Intel® NUC 10 Performance Mini PC - NUC10i3FNHFA, NUC10i3FNHJA, NUC10i5FNHCA, NUC10i5FNHJA, NUC10i5FNKPA, NUC10i7FNHAA, NUC10i7FNHJA, NUC10i7FNKPA

|

FNCML.0050

Intel® NUC 9 Pro Compute Element - NUC9V7QNB, NUC9VXQNB

Intel® NUC 9 Pro Kit - NUC9V7QNX, NUC9VXQNX

|

QNCFLX70.0059

Intel® NUC 8 Business, a Mini PC with Windows 10 - NUC8i7HNKQC

Intel® NUC 8 Enthusiast, a Mini PC with Windows 10 - NUC8i7HVKVA, NUC8i7HVKVAW

Intel® NUC Kit NUC8i7HNK, NUC8i7HVK

|

HNKBLi70.86A.0065

Intel® NUC 8 Rugged Kit NUC8CCHKR

Intel® NUC Board NUC8CCHB

|

CHAPLCEL.0051

Intel® NUC 8 Compute Element CM8CCB, CM8i3CB, CM8i5CB, CM8i7CB, CM8PCB

|

CBWHL.0092

Intel® NUC 8 Pro Board NUC8i3PNB

Intel® NUC 8 Pro Kit NUC8i3PNH, NUC8i3PNK

|

PNWHL357.0039

Intel® NUC 8 Mainstream-G kit NUC8i5INH, NUC8i7INH

Intel® NUC 8 Mainstream-G mini PC NUC8i5INH, NUC8i7INH

|

INWHL357.0040

Intel® NUC 7 Essential, a Mini PC with Windows® 10 - NUC7CJYSAL

Intel® NUC Kit NUC7CJYH, NUC7PJYH

|

JYGLKCPX.86A.0057

Recommendations:

Intel recommends updating Intel® NUCs listed above to the latest BIOS version available (see provided table).

Acknowledgements:

Intel would like to thank Dmitry Frolov for reporting these issues.

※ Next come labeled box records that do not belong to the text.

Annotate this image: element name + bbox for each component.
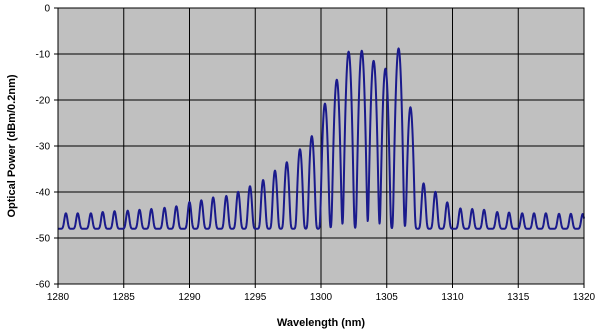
x-tick-label: 1310 — [441, 292, 464, 303]
peak-point — [237, 194, 239, 196]
peak-point — [347, 51, 349, 53]
peak-point — [311, 135, 313, 137]
x-axis-title: Wavelength (nm) — [277, 317, 366, 329]
x-tick-label: 1285 — [113, 292, 136, 303]
peak-point — [361, 50, 363, 52]
spectrum-line — [57, 47, 585, 230]
peak-point — [397, 47, 399, 49]
peak-point — [459, 216, 461, 218]
x-tick-label: 1320 — [573, 292, 596, 303]
x-tick-label: 1290 — [178, 292, 201, 303]
peak-point — [65, 224, 67, 226]
peak-point — [212, 201, 214, 203]
peak-point — [372, 60, 374, 62]
peak-point — [249, 188, 251, 190]
y-tick-label: 0 — [44, 4, 50, 15]
peak-point — [188, 207, 190, 209]
peak-point — [496, 222, 498, 224]
peak-point — [90, 224, 92, 226]
y-axis-title: Optical Power (dBm/0.2nm) — [6, 74, 18, 217]
y-tick-label: -50 — [36, 234, 51, 245]
peak-point — [434, 194, 436, 196]
x-tick-labels: 1280 1285 1290 1295 1300 1305 1310 1315 1320 — [47, 284, 596, 303]
y-tick-labels: 0 -10 -20 -30 -40 -50 -60 — [36, 4, 58, 291]
y-tick-label: -10 — [36, 50, 51, 61]
peak-point — [570, 225, 572, 227]
peak-point — [77, 224, 79, 226]
peak-point — [384, 68, 386, 70]
peak-point — [558, 225, 560, 227]
peak-point — [138, 218, 140, 220]
y-tick-label: -30 — [36, 142, 51, 153]
data-line-layer — [57, 47, 585, 230]
peak-point — [262, 181, 264, 183]
peak-point — [225, 199, 227, 201]
peak-point — [102, 222, 104, 224]
y-tick-label: -60 — [36, 280, 51, 291]
peak-point — [286, 162, 288, 164]
x-tick-label: 1305 — [376, 292, 399, 303]
peak-point — [483, 218, 485, 220]
x-tick-label: 1280 — [47, 292, 70, 303]
peak-point — [163, 215, 165, 217]
y-tick-label: -40 — [36, 188, 51, 199]
peak-point — [545, 224, 547, 226]
peak-point — [324, 102, 326, 104]
peak-point — [274, 171, 276, 173]
peak-point — [150, 217, 152, 219]
x-tick-label: 1300 — [310, 292, 333, 303]
peak-point — [299, 148, 301, 150]
peak-point — [446, 207, 448, 209]
peak-point — [336, 79, 338, 81]
peak-point — [175, 213, 177, 215]
peak-point — [521, 224, 523, 226]
peak-point — [113, 221, 115, 223]
peak-point — [533, 224, 535, 226]
x-tick-label: 1295 — [244, 292, 267, 303]
peak-point — [126, 220, 128, 222]
peak-point — [422, 184, 424, 186]
peak-point — [471, 217, 473, 219]
x-tick-label: 1315 — [507, 292, 530, 303]
peak-point — [200, 205, 202, 207]
y-tick-label: -20 — [36, 96, 51, 107]
peak-point — [409, 106, 411, 108]
peak-point — [508, 223, 510, 225]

Intel, and nearly the entire technology industry, follows a disclosure practice called Coordinated Disclosure, under which a cybersecurity vulnerability is generally publicly disclosed only after mitigations are available.